Again, it’s obscene. Even accusations of possible pedophilia among their ranks does not really raise any sense of shame or decency in these people. All they can think about, all they see are their political fortunes circling the toilet.

Foley’s scandal is not just a black eye, it is quite possibly the dagger through the heart. Foley’s conduct has been known to Republicans for five years. Pages were warned about him as long ago as 2000. Yet still he sat there on that committee for missing and exploited children.

Republicans have only themselves to blame for this scandal. As always the cover up is worse than the effect of getting bad news out in the open early. Republicans can blame Democrats all they want for being opportunistic, or for waiting until October 2006 to break the story, but it’s pretty obvious that Republicans themselves were content to do nothing about it for five years. The GOP has handed Democrats the club they will use to beat them to death, and more power to them, I say. Any party so corrupted with greed for power that it would remain silent for five years while a Congressman preyed on young people deserves to be booted from the halls of Congress. At this point, who cares what Democrats do or do not believe. Republicans need a sound whipping to remind them who they are and for whom they work.

UPDATE (1:20 PM): House Speaker Hastert has refused to resign over the Foley scandal.  Whether or not Hastert is innocent of knowledge of Foley’s actions is irrelevant at this point.  Republicans need to do whatever it takes to squelch this scandal now, before it drags on for another week or month.  Hastert is a former coach; he should know what it means to take one for the team.  I do believe he will resign, but fortunately for Democrats it probably won’t happen until next week at the earliest.  He doesn’t yet see the writing on the wall.

2 Comments »

  1. never thought I’d say this, but.. I agree.

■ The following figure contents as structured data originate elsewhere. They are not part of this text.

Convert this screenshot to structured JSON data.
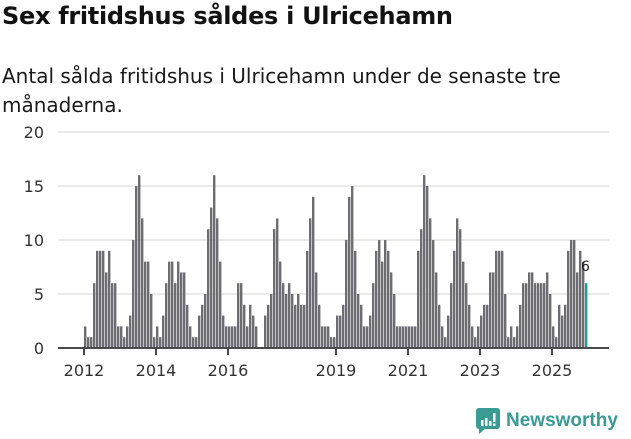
{
  "header": {
    "title": "Sex fritidshus såldes i Ulricehamn",
    "subtitle": "Antal sålda fritidshus i Ulricehamn under de senaste tre månaderna."
  },
  "brand": {
    "name": "Newsworthy",
    "icon": "newsworthy-logo-icon",
    "color": "#3a9b93"
  },
  "colors": {
    "bar": "#6d6c72",
    "highlight": "#13a39a",
    "grid": "#e3e3e3",
    "axis": "#4a4a4a"
  },
  "chart_data": {
    "type": "bar",
    "title": "Sex fritidshus såldes i Ulricehamn",
    "subtitle": "Antal sålda fritidshus i Ulricehamn under de senaste tre månaderna.",
    "xlabel": "",
    "ylabel": "",
    "ylim": [
      0,
      20
    ],
    "yticks": [
      0,
      5,
      10,
      15,
      20
    ],
    "xticks": [
      "2012",
      "2014",
      "2016",
      "2019",
      "2021",
      "2023",
      "2025"
    ],
    "grid": true,
    "legend": null,
    "frequency": "monthly",
    "start": "2012-01",
    "annotation": {
      "label": "6",
      "target": "last bar"
    },
    "values": [
      2,
      1,
      1,
      6,
      9,
      9,
      9,
      7,
      9,
      6,
      6,
      2,
      2,
      1,
      2,
      3,
      10,
      15,
      16,
      12,
      8,
      8,
      5,
      1,
      2,
      1,
      3,
      6,
      8,
      8,
      6,
      8,
      7,
      7,
      4,
      2,
      1,
      1,
      3,
      4,
      5,
      11,
      13,
      16,
      12,
      8,
      3,
      2,
      2,
      2,
      2,
      6,
      6,
      4,
      2,
      4,
      3,
      2,
      0,
      0,
      3,
      4,
      5,
      11,
      12,
      8,
      6,
      5,
      6,
      5,
      4,
      5,
      4,
      4,
      9,
      12,
      14,
      7,
      4,
      2,
      2,
      2,
      1,
      1,
      3,
      3,
      4,
      10,
      14,
      15,
      9,
      5,
      4,
      2,
      2,
      3,
      6,
      9,
      10,
      8,
      10,
      9,
      7,
      5,
      2,
      2,
      2,
      2,
      2,
      2,
      2,
      9,
      11,
      16,
      15,
      12,
      10,
      7,
      4,
      2,
      1,
      3,
      6,
      9,
      12,
      11,
      8,
      6,
      4,
      2,
      1,
      2,
      3,
      4,
      4,
      7,
      7,
      9,
      9,
      9,
      5,
      1,
      2,
      1,
      2,
      4,
      6,
      6,
      7,
      7,
      6,
      6,
      6,
      6,
      7,
      5,
      2,
      1,
      4,
      3,
      4,
      9,
      10,
      10,
      7,
      9,
      8,
      6
    ]
  }
}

    I can’t believe it. I just can’t believe it. So yeah, I’ll be looking REAL close at everyone on my ballot card. Did they know? They’re out. This is ridiculous.

    Comment by Step — Tuesday, 3 October 2006 @ 11:03 am

  2. Today’s New York Times editorial is right on the money, I think:

    “History suggests that once a political party achieves sweeping power, it will only be a matter of time before the power becomes the entire point. Policy, ideology, ethics all gradually fall away, replaced by a political machine that exists to win elections and dispense the goodies that come as a result. The only surprise in Washington now is that the Congressional Republicans managed to reach that point of decayed purpose so thoroughly, so fast.”

    It is appalling. Every positive tenant of Conservatism, from fiscal responsibility to a belief in a strong, but realistic foreign policy, has been thrown out the window by the Republicans. They have utterly squandered every chance they have had to apply their principles to public policy. And now even on values their rhetoric is shown to be hollow. How could they have let this man remain in Congress, let alone sit on a panel legislating child predator laws?